Marko Totka

Personal information
- Full name: Marko Totka
- Date of birth: 12 September 2000 (age 25)
- Place of birth: Skalica, Slovakia
- Height: 1.73 m (5 ft 8 in)
- Position: Midfielder

Team information
- Current team: ViOn Zlaté Moravce
- Number: 27

Youth career
- 2004–2009: Skalica
- 2009–2016: Senica
- 2016–2017: Skalica
- 2017–2019: Senica

Senior career*
- Years: Team / Apps / (Gls)
- 2018−2021: Senica / 47 / (0)
- 2021: Sokol Lanžhot / 13 / (0)
- 2022: Senica / 11 / (0)
- 2022−2023: Liptovský Mikuláš / 17 / (0)
- 2023−2024: Sokol Lanžhot / 42 / (8)
- 2024−2025: Redfox Stará Ľubovňa / 25 / (2)
- 2025−2026: ViOn Zlaté Moravce / 29 / (1)
- 2026-: Šamorín / 0 / (0)

International career^{‡}
- 2020: Slovakia U21 / 1 / (0)

= Marko Totka =

Slovak footballer

Marko Totka (born 12 September 2000) is a Slovak footballer who plays for Šamorín as a midfielder.

==Club career==
===FK Senica===
Totka made his Fortuna Liga debut for Senica against ViOn Zlaté Moravce on 18 May 2019. During this home fixture, he came on as a replacement for Sacha Petshi, as Senica was in a 2 goal lead.
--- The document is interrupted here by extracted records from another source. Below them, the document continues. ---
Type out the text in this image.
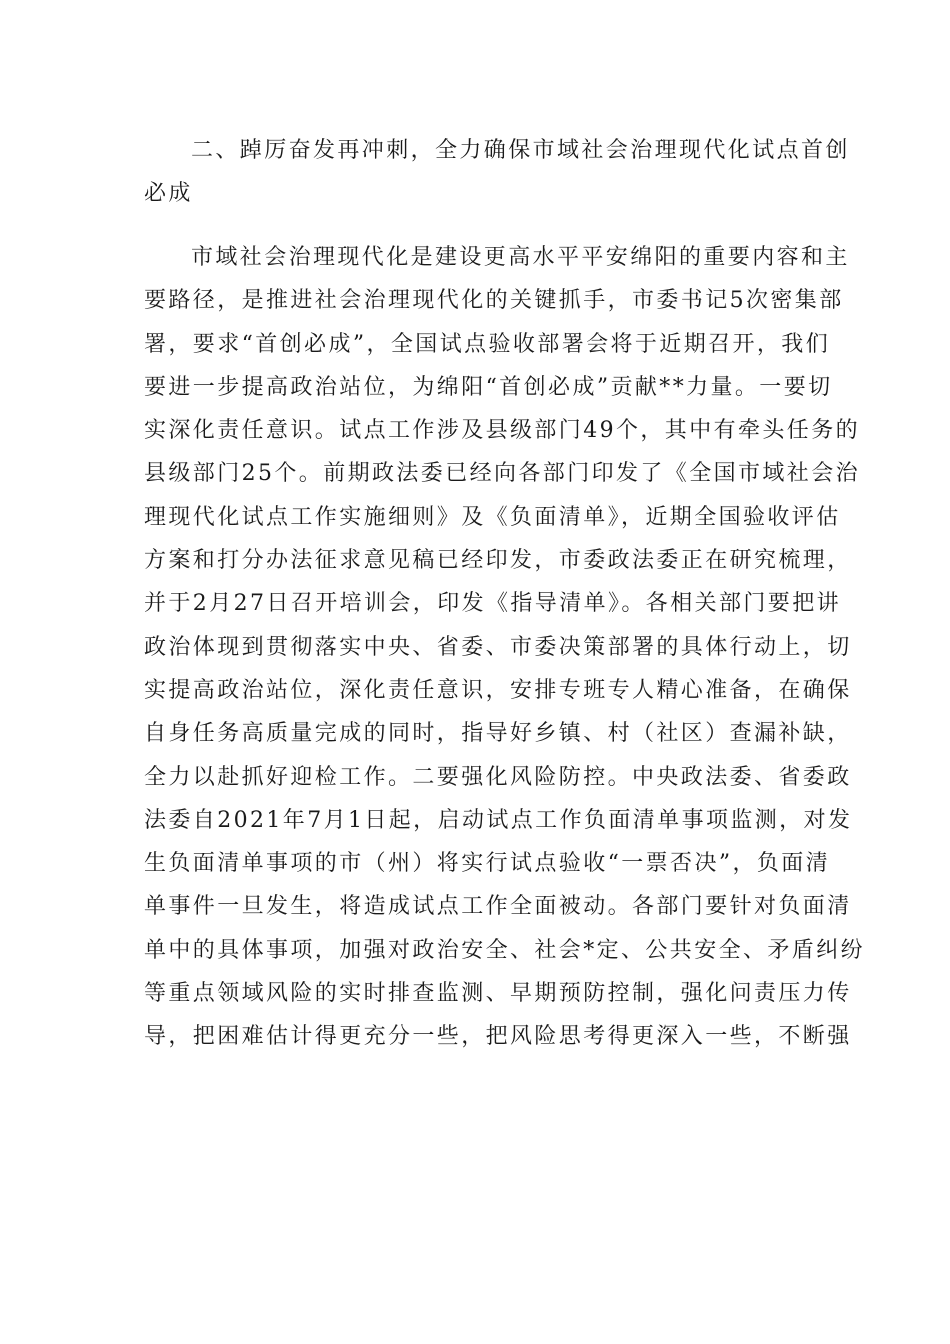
二、踔厉奋发再冲刺，全力确保市域社会治理现代化试点首创
必成
市域社会治理现代化是建设更高水平平安绵阳的重要内容和主
要路径，是推进社会治理现代化的关键抓手，市委书记5次密集部
署，要求“首创必成”，全国试点验收部署会将于近期召开，我们
要进一步提高政治站位，为绵阳“首创必成”贡献**力量。一要切
实深化责任意识。试点工作涉及县级部门49个，其中有牵头任务的
县级部门25个。前期政法委已经向各部门印发了《全国市域社会治
理现代化试点工作实施细则》及《负面清单》，近期全国验收评估
方案和打分办法征求意见稿已经印发，市委政法委正在研究梳理，
并于2月27日召开培训会，印发《指导清单》。各相关部门要把讲
政治体现到贯彻落实中央、省委、市委决策部署的具体行动上，切
实提高政治站位，深化责任意识，安排专班专人精心准备，在确保
自身任务高质量完成的同时，指导好乡镇、村（社区）查漏补缺，
全力以赴抓好迎检工作。二要强化风险防控。中央政法委、省委政
法委自2021年7月1日起，启动试点工作负面清单事项监测，对发
生负面清单事项的市（州）将实行试点验收“一票否决”，负面清
单事件一旦发生，将造成试点工作全面被动。各部门要针对负面清
单中的具体事项，加强对政治安全、社会*定、公共安全、矛盾纠纷
等重点领域风险的实时排查监测、早期预防控制，强化问责压力传
导，把困难估计得更充分一些，把风险思考得更深入一些，不断强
Totka's side held on to the lead and had managed to avoid relegation. In the final match of the season, Totka was fielded again for the entire duration of the away match against Železiarne Podbrezová, who were to be relegated. Senica had lost the game 1:0, after a goal by Daniel Pavúk.